Die Entwicklungen im Schwergutsektor bleiben folglich spannend. Im gleichen Zuge verändern sich jedoch auch die Anforderungen an Transportdienstleister in diesem Bereich und werden immer anspruchsvoller. «Vor allem Unternehmen aus der Öl- und Gasindustrie gehen derzeit immer stärker dazu über, vor der Auftragsvergabe ein immer höheres Mass an Qualifikationen von uns zu verlangen», führt Bielfeld aus. Insbesondere das Management von Compliance, Qualität, Arbeitssicherheits-, Gesundheits- und Umweltschutzanforderungen sowie im Personalbereich entwickle sich für Transportdienstleister im Schwergutbereich zu einem immer wichtigeren Aspekt, so der Projekt-Spezialist.
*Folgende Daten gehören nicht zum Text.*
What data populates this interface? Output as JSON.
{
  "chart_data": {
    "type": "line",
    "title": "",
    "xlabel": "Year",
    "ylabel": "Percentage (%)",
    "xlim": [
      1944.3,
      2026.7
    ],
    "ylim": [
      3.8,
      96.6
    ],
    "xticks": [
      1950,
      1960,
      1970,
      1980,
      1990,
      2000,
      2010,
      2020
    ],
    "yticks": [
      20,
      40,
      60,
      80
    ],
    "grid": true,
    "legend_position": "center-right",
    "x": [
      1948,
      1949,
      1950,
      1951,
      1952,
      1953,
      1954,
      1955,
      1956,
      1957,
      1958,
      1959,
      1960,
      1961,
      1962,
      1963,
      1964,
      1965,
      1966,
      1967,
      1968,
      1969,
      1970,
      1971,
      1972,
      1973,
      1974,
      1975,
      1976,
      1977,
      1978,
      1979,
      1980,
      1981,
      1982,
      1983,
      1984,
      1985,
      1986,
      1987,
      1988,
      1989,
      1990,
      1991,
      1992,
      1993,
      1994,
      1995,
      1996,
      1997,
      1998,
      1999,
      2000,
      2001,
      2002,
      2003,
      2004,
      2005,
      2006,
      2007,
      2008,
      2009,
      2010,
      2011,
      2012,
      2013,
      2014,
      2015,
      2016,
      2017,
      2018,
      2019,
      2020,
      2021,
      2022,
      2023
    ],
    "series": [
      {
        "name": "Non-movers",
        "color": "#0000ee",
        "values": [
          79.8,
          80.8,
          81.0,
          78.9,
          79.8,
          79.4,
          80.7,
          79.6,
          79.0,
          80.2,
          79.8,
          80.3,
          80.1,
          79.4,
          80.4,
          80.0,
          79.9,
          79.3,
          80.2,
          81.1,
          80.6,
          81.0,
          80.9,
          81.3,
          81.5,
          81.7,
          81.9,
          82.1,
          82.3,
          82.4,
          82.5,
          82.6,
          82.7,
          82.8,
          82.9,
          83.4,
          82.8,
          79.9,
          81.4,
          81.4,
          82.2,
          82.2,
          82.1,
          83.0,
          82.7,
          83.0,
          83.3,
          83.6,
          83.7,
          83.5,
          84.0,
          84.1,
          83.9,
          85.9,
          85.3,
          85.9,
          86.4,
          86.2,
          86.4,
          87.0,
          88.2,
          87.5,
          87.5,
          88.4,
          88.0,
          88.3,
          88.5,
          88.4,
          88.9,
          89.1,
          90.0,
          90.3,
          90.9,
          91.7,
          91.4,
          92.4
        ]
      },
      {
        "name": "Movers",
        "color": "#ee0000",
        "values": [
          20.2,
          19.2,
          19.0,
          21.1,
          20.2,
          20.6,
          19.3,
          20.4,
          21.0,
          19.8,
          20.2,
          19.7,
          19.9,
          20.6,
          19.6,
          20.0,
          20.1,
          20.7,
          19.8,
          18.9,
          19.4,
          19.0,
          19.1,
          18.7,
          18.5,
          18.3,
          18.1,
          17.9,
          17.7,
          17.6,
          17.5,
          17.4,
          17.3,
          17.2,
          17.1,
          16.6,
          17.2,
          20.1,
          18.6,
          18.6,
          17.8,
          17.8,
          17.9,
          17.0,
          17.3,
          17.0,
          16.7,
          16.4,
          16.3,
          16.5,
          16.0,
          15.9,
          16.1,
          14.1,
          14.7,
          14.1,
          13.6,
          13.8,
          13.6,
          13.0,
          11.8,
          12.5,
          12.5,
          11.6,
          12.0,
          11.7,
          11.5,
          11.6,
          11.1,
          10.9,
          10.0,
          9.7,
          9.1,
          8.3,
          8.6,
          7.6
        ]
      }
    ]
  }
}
Auch in Bezug auf Personal stehen viele Reeder und andere am Transport beteiligte Unternehmen häufig vor grossen Schwierigkeiten. Gut qualifiziertes Personal für die anspruchsvolle Abwicklung von Projektladung ist in den meisten Regionen nicht einfach zu finden, was durch die zunehmende Praxis vieler Reeder, auch in entfernteren Regionen der Welt eigene Büros zu eröffnen, noch verstärkt wird.

 

Blick in die Kristallkugel

Die momentanen Marktbedingungen sind für viele Reeder bereits heute nur schwer tragbar, vielerorts operieren Unternehmen vor allem aufgrund niedriger Raten nicht kostendeckend. Bis Ende des laufenden Jahres wird sich an dieser Situation aber wahrscheinlich nichts ändern. Es könnte vielmehr noch schlimmer kommen: «Aufgrund der harten Konkurrenz um Ladung von Reedern aus dem Container- und Massengutbereich gehe ich davon aus, dass sich die Situation im Schwergut- und Projektgeschäft in den kommenden Monaten noch verschärfen wird, bevor sie sich mittelfristig durch eine Erholung in der Containerschifffahrt wieder entspannt», erklärt Oatway. Die Entwicklung der weltweiten Wirtschaft spielt in diesen Zusammengang natürlich eine Hauptrolle. Erste Zeichen einer positiveren Entwicklung in der «alten Welt» deuten sich in diesem Zusammenhang derzeit insbesondere in den USA an. Eines scheint jedoch sicher: Es liegt vor allem auch an den Reedern selbst, der momentanen Versuchung von verhältnismässig niedrigen Preisen für Neubauten zu widerstehen und den Markt nicht mit Tonnage zu überschwemmen.